The system passed 90–110 km (55–70 mi) northwest of the Udu Point meteorological station on 25 December, with estimated winds of 45–55 km/h (30–35 mph).[3] All warnings were gradually cancelled by the FMS on 25 and 26 December, as Raja moved east towards the Tongan island of Niuafo'ou.[3] It became clear that the storm posed another threat to Fiji on 27 December, since it had begun moving west the previous day.[3] Fiji was put on alert and the FMS issued gale warnings for several islands, including northern Vanua Levu, Cikobia, Qelelevu and Taveuni.[3] The National Emergency Services Committee was mobilised that day to coordinate incoming data and oversee preparations for Raja.[33][34] The FMS issued gale, storm and hurricane warnings for the island nation, while public and private broadcasting companies coordinated to disseminate information about Raja by radio over the next few days.[3] Residents of the archipelago went to caves or evacuation centres, which were thought to be strong enough to withstand hurricane-force winds.[35][36]

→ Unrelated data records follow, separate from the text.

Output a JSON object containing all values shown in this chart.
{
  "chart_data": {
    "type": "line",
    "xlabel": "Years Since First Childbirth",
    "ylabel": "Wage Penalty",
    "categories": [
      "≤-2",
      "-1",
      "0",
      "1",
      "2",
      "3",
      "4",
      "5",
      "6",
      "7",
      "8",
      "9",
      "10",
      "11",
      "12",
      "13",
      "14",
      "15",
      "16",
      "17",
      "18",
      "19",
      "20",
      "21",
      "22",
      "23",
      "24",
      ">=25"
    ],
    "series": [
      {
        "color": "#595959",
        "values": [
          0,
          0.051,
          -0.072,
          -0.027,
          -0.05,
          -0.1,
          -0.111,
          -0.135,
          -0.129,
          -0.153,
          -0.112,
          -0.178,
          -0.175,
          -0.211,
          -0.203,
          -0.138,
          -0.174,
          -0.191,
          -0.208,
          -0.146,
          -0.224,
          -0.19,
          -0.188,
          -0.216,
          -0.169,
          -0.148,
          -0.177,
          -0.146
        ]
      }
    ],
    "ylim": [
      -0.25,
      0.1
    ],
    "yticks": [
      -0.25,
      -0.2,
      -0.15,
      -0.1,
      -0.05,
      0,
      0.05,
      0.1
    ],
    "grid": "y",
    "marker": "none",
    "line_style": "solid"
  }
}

Severe damage was reported in areas of Fiji which received hurricane-force winds, including parts of Vanua Levu, the Koro and the Lau group of islands.[3] Other parts of the island nation also incurred damage from a combination of gale- to hurricane-force winds, a storm surge of 2–3 metres (6.6–9.8 ft), heavy rain and wind waves.[6] Severe damage was reported to crops, communication facilities, buildings, roads, seawalls, wharves, jetties and other coastal installations in low-lying areas.[6] Damage to houses were reportedly less severe than in previous tropical cyclones, which was attributed by the Fijian minister for home affairs to better-constructed homes which had replaced those destroyed by previous storms.[37] One person drowned on the island of Lakeba as he and two others tried to move a boat to a safer anchorage.[38] Raja was responsible for the worst flooding of the Labasa River since December 1929, with the gauge at Labasa's civic centre peaking at 3.72 m (12.2 ft).[39] The flooding in Labasa was later attributed to a blocked drainage system and exceptionally high tides.[39]

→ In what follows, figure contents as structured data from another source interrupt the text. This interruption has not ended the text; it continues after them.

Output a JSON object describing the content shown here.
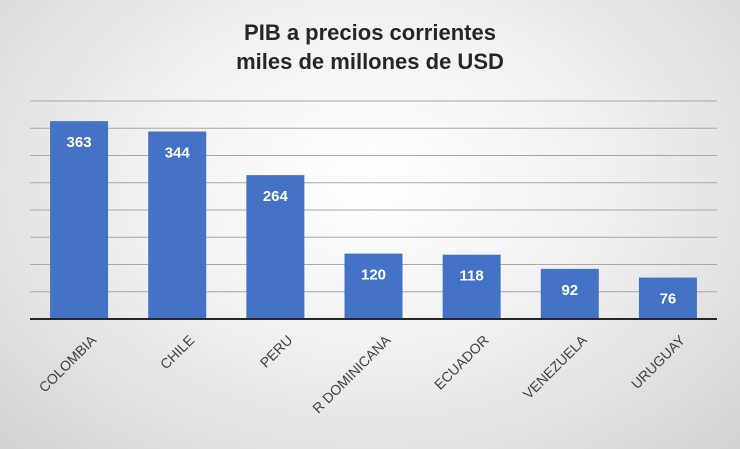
{
  "chart_data": {
    "type": "bar",
    "title_lines": [
      "PIB a precios corrientes",
      "miles de millones de USD"
    ],
    "categories": [
      "COLOMBIA",
      "CHILE",
      "PERU",
      "R DOMINICANA",
      "ECUADOR",
      "VENEZUELA",
      "URUGUAY"
    ],
    "values": [
      363,
      344,
      264,
      120,
      118,
      92,
      76
    ],
    "ylim": [
      0,
      400
    ],
    "grid": true,
    "legend": "none",
    "bar_color": "#4472c4",
    "label_color": "#ffffff",
    "category_label_rotation": "-45deg"
  }
}
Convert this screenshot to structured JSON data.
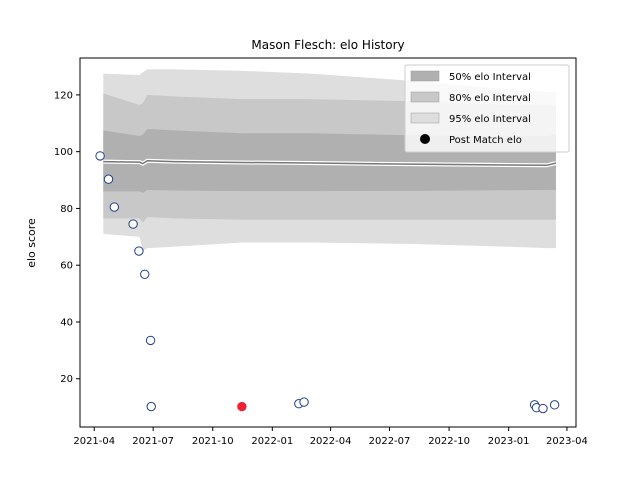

A Royal New Zealand Air Force P-3 Orion plane flew to Fiji on 31 December, enabling Fijian authorities to conduct aerial surveys and damage assessments on 1 and 2 January.[40][41] The flights indicated that damage to the island nation was less widespread than feared.[40] A half-submerged ferry was found on a reef near the island of Nairai; it was later identified by Fijian authorities as the Romada, which had taken 60 passengers to the island for Christmas.[42][43] The ferry sank with only the captain and the engineer aboard, and they reached shore in a life raft.[43] On 2 January, the Fijian government announced its willingness to accept assistance and made specific requests for relief.[37] United States Ambassador Carl Edward Dillery exercised his disaster-assistance authority, donating US$25,000 to the government of Fiji.[37] Other donations included about FJ$100,000 from New Zealand, AU$100,000 from Australia, AU$65,000 from the United Nations Development Programme and 300,000 from the European Commission.[43][44][45][46] On 5 January, World Vision Australia launched an appeal for AU$15,000 to send emergency food rations and other aid for 1,000 families to the island nation.[47] The funds were used for short-term relief from Raja's effects, and included the purchase of food supplies, transport, sanitation equipment and agricultural tools and equipment.[37] On 4 February, the Australian government announced that it would give AU$3.4 million to Fiji in addition to its previous emergency aid of AU$100 000.[48]